# $70.00!!!



## mnn2501 (Apr 2, 2008)

I just hit a new record for filling my F150 -- $70.00 and thats at $3.31 a gal - they're saying $4.00 by summer. Luckliy I live very close to work and only fill up about every 3 weeks. Prior to us moving 2 years ago to be nearer both my wife's and my job I was filling up twice a week - Thank God I'm not doing that anymore!


----------



## mightybooboo (Feb 10, 2004)

I put in 12.9 gallons of 91 octane,thats 52.74! That was at 4.08/gal,today its 4.20!!


----------



## Triffin (Apr 20, 2005)

Getting pricey here in sw CT .. :bash::duel:

Diesel is over $4.50 / gal
87/89/91 octane gasoline 3.69/3.89/4.05 ..
Going up 3-4 cents per day lately ..
Not looking forward to this fall's heating oil prices ..
We use much more of that than gasoline for the cars ..

Triff ..:bash::bash:


----------



## texican (Oct 4, 2003)

70$ won't even get me started filling up...


----------



## Blu3duk (Jun 2, 2002)

My wifes rig is a 1998 Ford Expedition, it has a 30 gallon tank, she used to like to drive it til it was nearly empty, now even half a tank is over $50.... at least she is close enough to work she can walk when the sun shines or when she dont need to drive to another town in the vicinity...

Most all my rigs have always had double tanks, mostly 2 ->20's but i have always tried to keep at least one tank full depending where work was taking me, sometimes that was not possible to do all week long and still get to the job site and home at a decent hour.... and we must not forget the slip tank or the jerry cans for the sawmill i have...... it is getting to the point of looking into a different occupation again.... and the season is just about to get started for me.

89 oct was $3.65 yesterday, i did not go look today.....

William
Idaho


----------



## mightybooboo (Feb 10, 2004)

Premium 4.26,diesel 4.50/gal.


----------



## billy (Nov 21, 2005)

Maybe Meester Boosh can ask Sodom Arabia for some help.


----------



## Jim-mi (May 15, 2002)

I have said for a long time "When is it gonna be $5"

Perhaps I should change my tune to . . .$10 . .???


----------



## adamtheha (Mar 14, 2007)

Ok, here in Canada, we pay a lot more for gas because of extra taxes...I pay $140 Cdn to fill my Dodge Ram 2500, and the dollar is at par right now!
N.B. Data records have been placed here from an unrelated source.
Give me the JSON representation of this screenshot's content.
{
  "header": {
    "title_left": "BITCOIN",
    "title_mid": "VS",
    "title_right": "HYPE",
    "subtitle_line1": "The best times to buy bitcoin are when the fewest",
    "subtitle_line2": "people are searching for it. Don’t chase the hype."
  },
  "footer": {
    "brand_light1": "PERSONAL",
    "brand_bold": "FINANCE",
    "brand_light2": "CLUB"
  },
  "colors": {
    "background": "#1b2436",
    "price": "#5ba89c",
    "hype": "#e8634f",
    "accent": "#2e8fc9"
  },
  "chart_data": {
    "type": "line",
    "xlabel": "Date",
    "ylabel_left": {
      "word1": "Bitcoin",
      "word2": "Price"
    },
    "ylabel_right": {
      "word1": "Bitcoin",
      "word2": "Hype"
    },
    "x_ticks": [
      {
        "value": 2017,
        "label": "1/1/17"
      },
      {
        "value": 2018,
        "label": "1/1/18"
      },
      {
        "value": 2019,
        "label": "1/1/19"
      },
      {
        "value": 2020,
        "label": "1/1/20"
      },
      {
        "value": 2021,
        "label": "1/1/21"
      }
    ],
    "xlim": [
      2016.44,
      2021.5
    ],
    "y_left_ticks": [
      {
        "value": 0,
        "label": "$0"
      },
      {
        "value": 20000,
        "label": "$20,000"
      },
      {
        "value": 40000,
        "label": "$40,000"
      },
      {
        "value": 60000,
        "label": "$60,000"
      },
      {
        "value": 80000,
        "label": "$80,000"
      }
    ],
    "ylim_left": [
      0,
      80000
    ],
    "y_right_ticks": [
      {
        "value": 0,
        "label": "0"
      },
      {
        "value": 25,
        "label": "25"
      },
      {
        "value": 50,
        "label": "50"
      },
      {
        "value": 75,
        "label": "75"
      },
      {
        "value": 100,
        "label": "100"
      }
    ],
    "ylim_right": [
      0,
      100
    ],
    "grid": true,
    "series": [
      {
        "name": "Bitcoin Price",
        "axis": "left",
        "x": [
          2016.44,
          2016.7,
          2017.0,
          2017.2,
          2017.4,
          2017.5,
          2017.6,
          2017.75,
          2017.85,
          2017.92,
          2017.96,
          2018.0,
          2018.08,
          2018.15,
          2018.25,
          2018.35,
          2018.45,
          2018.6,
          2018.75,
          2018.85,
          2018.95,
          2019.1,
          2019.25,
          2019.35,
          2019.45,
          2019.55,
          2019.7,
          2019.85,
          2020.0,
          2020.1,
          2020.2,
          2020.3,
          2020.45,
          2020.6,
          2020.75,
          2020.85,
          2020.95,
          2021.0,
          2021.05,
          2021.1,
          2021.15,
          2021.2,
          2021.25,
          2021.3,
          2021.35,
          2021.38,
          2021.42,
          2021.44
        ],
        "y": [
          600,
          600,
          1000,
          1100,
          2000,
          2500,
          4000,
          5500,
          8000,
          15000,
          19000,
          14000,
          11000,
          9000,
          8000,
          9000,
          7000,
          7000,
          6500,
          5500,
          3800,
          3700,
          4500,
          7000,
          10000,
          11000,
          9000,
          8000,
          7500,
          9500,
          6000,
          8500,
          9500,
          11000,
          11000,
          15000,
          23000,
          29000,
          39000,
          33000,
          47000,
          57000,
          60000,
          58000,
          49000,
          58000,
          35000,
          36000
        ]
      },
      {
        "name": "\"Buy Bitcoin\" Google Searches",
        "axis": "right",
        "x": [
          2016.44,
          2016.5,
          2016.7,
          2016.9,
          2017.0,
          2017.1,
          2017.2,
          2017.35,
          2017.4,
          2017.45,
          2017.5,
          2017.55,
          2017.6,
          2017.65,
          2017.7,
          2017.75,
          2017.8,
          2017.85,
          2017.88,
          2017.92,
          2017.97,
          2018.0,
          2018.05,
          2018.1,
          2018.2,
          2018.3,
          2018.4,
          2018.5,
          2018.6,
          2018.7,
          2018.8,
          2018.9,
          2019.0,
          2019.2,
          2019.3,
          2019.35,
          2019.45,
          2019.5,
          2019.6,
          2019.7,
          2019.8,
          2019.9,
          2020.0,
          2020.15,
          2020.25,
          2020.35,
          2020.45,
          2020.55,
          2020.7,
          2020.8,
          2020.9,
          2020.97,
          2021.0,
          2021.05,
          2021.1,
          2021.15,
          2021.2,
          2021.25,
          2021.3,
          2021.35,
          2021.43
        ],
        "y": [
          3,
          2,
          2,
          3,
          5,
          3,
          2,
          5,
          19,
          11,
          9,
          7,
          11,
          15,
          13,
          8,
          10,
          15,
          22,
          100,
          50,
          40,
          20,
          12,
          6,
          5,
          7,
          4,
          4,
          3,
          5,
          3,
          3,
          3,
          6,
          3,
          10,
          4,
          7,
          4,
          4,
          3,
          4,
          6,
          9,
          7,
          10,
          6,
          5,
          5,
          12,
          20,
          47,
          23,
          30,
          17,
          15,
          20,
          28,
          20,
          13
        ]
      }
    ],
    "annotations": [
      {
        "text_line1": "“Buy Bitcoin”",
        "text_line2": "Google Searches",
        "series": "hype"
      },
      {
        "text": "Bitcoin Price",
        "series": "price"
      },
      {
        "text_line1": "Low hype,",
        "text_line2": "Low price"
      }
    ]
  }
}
Get prepared, because the only direction from here is UP!


----------



## no1cowboy (May 2, 2004)

adamtheha said:


> Ok, here in Canada, we pay a lot more for gas because of extra taxes...I pay $140 Cdn to fill my Dodge Ram 2500, and the dollar is at par right now! Get prepared, because the only direction from here is UP!


For those in the US thats $140 a liter wich would be around $5.60 a Gal.


----------



## VarmitSniper (Apr 2, 2008)

no1cowboy said:


> For those in the US thats $140 a liter wich would be around $5.60 a Gal.


:grit:That hurts. Ya know I wonder how much it actually costs the Middle East to produce a barrel of oil, hmm maybe I don't, I don't need another reason to be mad at them.:flame:


----------



## Highground (Jan 22, 2003)

Just so you stay real mad.....................
some of those wells produce a barrel of crude for less than $2.00 :grump:


----------



## michiganfarmer (Oct 15, 2005)

mnn2501 said:


> I just hit a new record for filling my F150 -- $70.00 and thats at $3.31 a gal - they're saying $4.00 by summer. Luckliy I live very close to work and only fill up about every 3 weeks. Prior to us moving 2 years ago to be nearer both my wife's and my job I was filling up twice a week - Thank God I'm not doing that anymore!


How close to work? Can you ride a bike?

I live 20 miles from work. 20 very hilly miles. I cant handle 20 hilly miles twice a day.


----------



## wilded (May 10, 2002)

$82.00 F150 4x4 today


----------



## Windy in Kansas (Jun 16, 2002)

My son-in-law can no longer fill up his F150. The pump automatically shuts off each time at $75. Expect the station will eventually have to raise the pump pay limit to $100.

I still get by for $50 for my Ranger but pay cash so no auto shutoff.


----------



## GREEN_ALIEN (Oct 17, 2004)

39 gals at 4.49 today. That uuuh 175.11

Love my F350, hate when the fuel bill shows up.


----------



## Zelix (May 6, 2008)

Its almost more cost effective to just stay home then going to work these days. It's ridiculous.


----------



## mdharris68 (Sep 28, 2006)

I have two vehicles with 40 gallon tanks, and honestly cant tell you what it costs to fill them. I only buy about 8 gallons at a time. 8 gallons gets you a free 20 oz soda at our local station. 3.69 here for reg unlead last night. Curious to see what it will be today. I drive a company vehicle back & forth to work, so my main reason for driving our cars is shopping,fshing, hunting, and such. Time to get out my mountain bike and buy one of those pull cart for the back.


----------